Pero no todo queda ahí, sino que habiendo aceptado que este hijo no tenía la función de satisfacer el deseo que ellos pedían ver cumplido para encontrar así el sentido de su vida, asumen su paternidad con la prioridad puesta en la misión designada por Dios para ellos, y en particular, para Juan. Esto implicaba que su preocupación no estuviera solo en que creciera en estatura, sino también en espíritu, y así irle preparando (defendiéndole del mundo) hasta ver la voluntad de Dios sobre él.

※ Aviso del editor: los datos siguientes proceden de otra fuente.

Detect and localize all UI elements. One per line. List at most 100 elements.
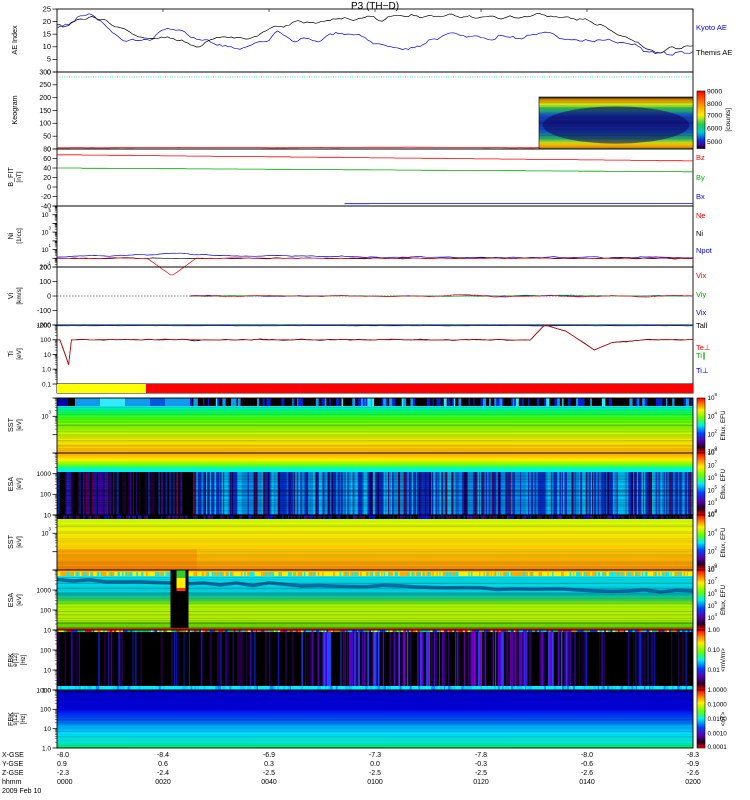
svg-text:-2.4: -2.4 <box>157 770 169 777</box>
svg-text:[1/cc]: [1/cc] <box>16 228 23 244</box>
svg-text:-8.4: -8.4 <box>157 752 169 759</box>
svg-text:-0.9: -0.9 <box>687 761 699 768</box>
svg-text:7000: 7000 <box>707 113 722 120</box>
svg-text:0.1: 0.1 <box>42 381 51 388</box>
svg-text:100: 100 <box>40 492 51 499</box>
svg-text:25: 25 <box>43 4 51 13</box>
svg-text:Vi: Vi <box>6 292 15 299</box>
svg-text:Bz: Bz <box>696 153 705 162</box>
svg-text:2009 Feb 10: 2009 Feb 10 <box>2 788 41 795</box>
svg-text:200: 200 <box>39 264 51 271</box>
svg-text:ESA: ESA <box>6 477 15 492</box>
svg-text:0.6: 0.6 <box>158 761 168 768</box>
svg-text:0140: 0140 <box>579 779 595 786</box>
svg-text:Ni: Ni <box>696 229 703 238</box>
svg-text:0.01: 0.01 <box>708 667 721 674</box>
svg-text:1000: 1000 <box>37 587 52 594</box>
svg-text:<nT>: <nT> <box>720 711 727 726</box>
svg-text:-7.8: -7.8 <box>475 752 487 759</box>
svg-text:Tall: Tall <box>696 321 708 330</box>
svg-text:1.0: 1.0 <box>42 745 51 752</box>
svg-text:0.10: 0.10 <box>708 647 721 654</box>
svg-text:1.00: 1.00 <box>708 627 721 634</box>
svg-text:Z-GSE: Z-GSE <box>2 770 24 777</box>
svg-text:1000: 1000 <box>37 471 52 478</box>
svg-text:-8.0: -8.0 <box>581 752 593 759</box>
svg-text:Kyoto AE: Kyoto AE <box>696 23 727 32</box>
svg-text:10: 10 <box>44 627 52 634</box>
svg-text:0.9: 0.9 <box>57 761 67 768</box>
svg-text:0.1000: 0.1000 <box>708 702 728 709</box>
svg-text:Ne: Ne <box>696 211 706 220</box>
svg-text:80: 80 <box>43 146 51 153</box>
svg-text:0: 0 <box>47 293 51 300</box>
svg-text:SST: SST <box>6 534 15 549</box>
svg-text:[Hz]: [Hz] <box>21 654 27 665</box>
svg-text:[nT]: [nT] <box>16 171 23 182</box>
svg-text:-20: -20 <box>41 194 51 201</box>
svg-text:-2.5: -2.5 <box>263 770 275 777</box>
svg-text:20: 20 <box>43 175 51 182</box>
svg-text:-7.3: -7.3 <box>369 752 381 759</box>
svg-text:100: 100 <box>40 707 51 714</box>
svg-text:-8.3: -8.3 <box>687 752 699 759</box>
svg-text:ESA: ESA <box>6 593 15 608</box>
svg-text:10: 10 <box>44 726 52 733</box>
svg-text:1000: 1000 <box>37 687 52 694</box>
svg-text:Npot: Npot <box>696 246 713 255</box>
svg-text:0020: 0020 <box>155 779 171 786</box>
svg-text:[eV]: [eV] <box>16 478 23 490</box>
svg-text:By: By <box>696 173 705 182</box>
svg-text:[counts]: [counts] <box>725 108 732 132</box>
svg-text:0120: 0120 <box>473 779 489 786</box>
svg-text:<mV/m>: <mV/m> <box>720 648 727 672</box>
svg-text:0.0: 0.0 <box>370 761 380 768</box>
svg-text:15: 15 <box>43 30 51 39</box>
svg-text:Eflux, EFU: Eflux, EFU <box>720 410 727 441</box>
svg-text:0.3: 0.3 <box>264 761 274 768</box>
svg-text:50: 50 <box>43 134 51 141</box>
svg-text:20: 20 <box>43 17 51 26</box>
svg-text:-0.3: -0.3 <box>475 761 487 768</box>
svg-text:AE Index: AE Index <box>10 25 19 55</box>
svg-text:10: 10 <box>44 512 52 519</box>
svg-text:[eV]: [eV] <box>16 594 23 606</box>
svg-text:X-GSE: X-GSE <box>2 752 24 759</box>
svg-text:Ti∥: Ti∥ <box>696 351 706 360</box>
svg-text:1000: 1000 <box>37 322 52 329</box>
svg-text:5: 5 <box>47 55 51 64</box>
svg-text:300: 300 <box>39 69 51 76</box>
svg-text:0.0001: 0.0001 <box>708 744 728 751</box>
svg-text:Keogram: Keogram <box>10 95 19 124</box>
svg-text:-6.9: -6.9 <box>263 752 275 759</box>
svg-text:60: 60 <box>43 156 51 163</box>
svg-text:Eflux, EFU: Eflux, EFU <box>720 527 727 558</box>
svg-text:250: 250 <box>39 82 51 89</box>
svg-text:0: 0 <box>47 184 51 191</box>
svg-text:-2.5: -2.5 <box>369 770 381 777</box>
svg-text:Themis AE: Themis AE <box>696 48 732 57</box>
svg-text:10: 10 <box>43 42 51 51</box>
svg-text:100: 100 <box>40 337 51 344</box>
svg-text:-100: -100 <box>37 308 51 315</box>
svg-text:-2.5: -2.5 <box>475 770 487 777</box>
svg-text:[eV]: [eV] <box>16 348 23 360</box>
svg-text:40: 40 <box>43 165 51 172</box>
svg-text:s[12]: s[12] <box>13 712 19 725</box>
svg-text:B_FIT: B_FIT <box>6 167 15 187</box>
svg-text:10: 10 <box>44 667 52 674</box>
svg-text:Y-GSE: Y-GSE <box>2 761 23 768</box>
svg-text:1.0000: 1.0000 <box>708 687 728 694</box>
svg-text:-8.0: -8.0 <box>57 752 69 759</box>
svg-text:Vix: Vix <box>696 271 707 280</box>
svg-text:[eV]: [eV] <box>16 536 23 548</box>
svg-text:100: 100 <box>40 647 51 654</box>
svg-text:Eflux, EFU: Eflux, EFU <box>720 585 727 616</box>
svg-text:SST: SST <box>6 417 15 432</box>
svg-text:200: 200 <box>39 95 51 102</box>
svg-text:Viy: Viy <box>696 290 707 299</box>
svg-text:Vix: Vix <box>696 308 707 317</box>
svg-text:[km/s]: [km/s] <box>16 287 23 305</box>
svg-text:100: 100 <box>39 121 51 128</box>
svg-text:-2.6: -2.6 <box>687 770 699 777</box>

Esta parte nos ayuda a preguntarnos sobre nuestra actitud para con nuestros hijos. ¿Buscamos en ellos nuestro éxito, nuestros ideales, nuestras asignaturas pendientes? ¿Nos preocupamos de su crecimiento espiritual de igual modo que del físico, educativo y profesional? ¿Les damos como una posibilidad una vida dedicada a Dios al cien por cien como misionero, religioso, sacerdote, monja, etc.?
¿Y si no tengo hijos esta palabra no es para mí? Si no tienes hijos el Señor te permite hoy tener un día de meditación para reflexionar sobre tu vocación, sobre tu disposición, sobre tu vida con respecto a Jesús. ¿Cómo preparas el camino para que Él pueda llegar a los que tienes cerca? No te engañes, no hace falta hacer doble salto mortal, irte a Siberia o hacerte de las hermanas de Calcuta. Simplemente ajústate a la historia a la que el Señor te llama, como hizo Isabel.
El Señor necesita de precursores, de voceros, de iconos de santidad que preparen los caminos a este Jesús que quiere habitar en medio del hombre.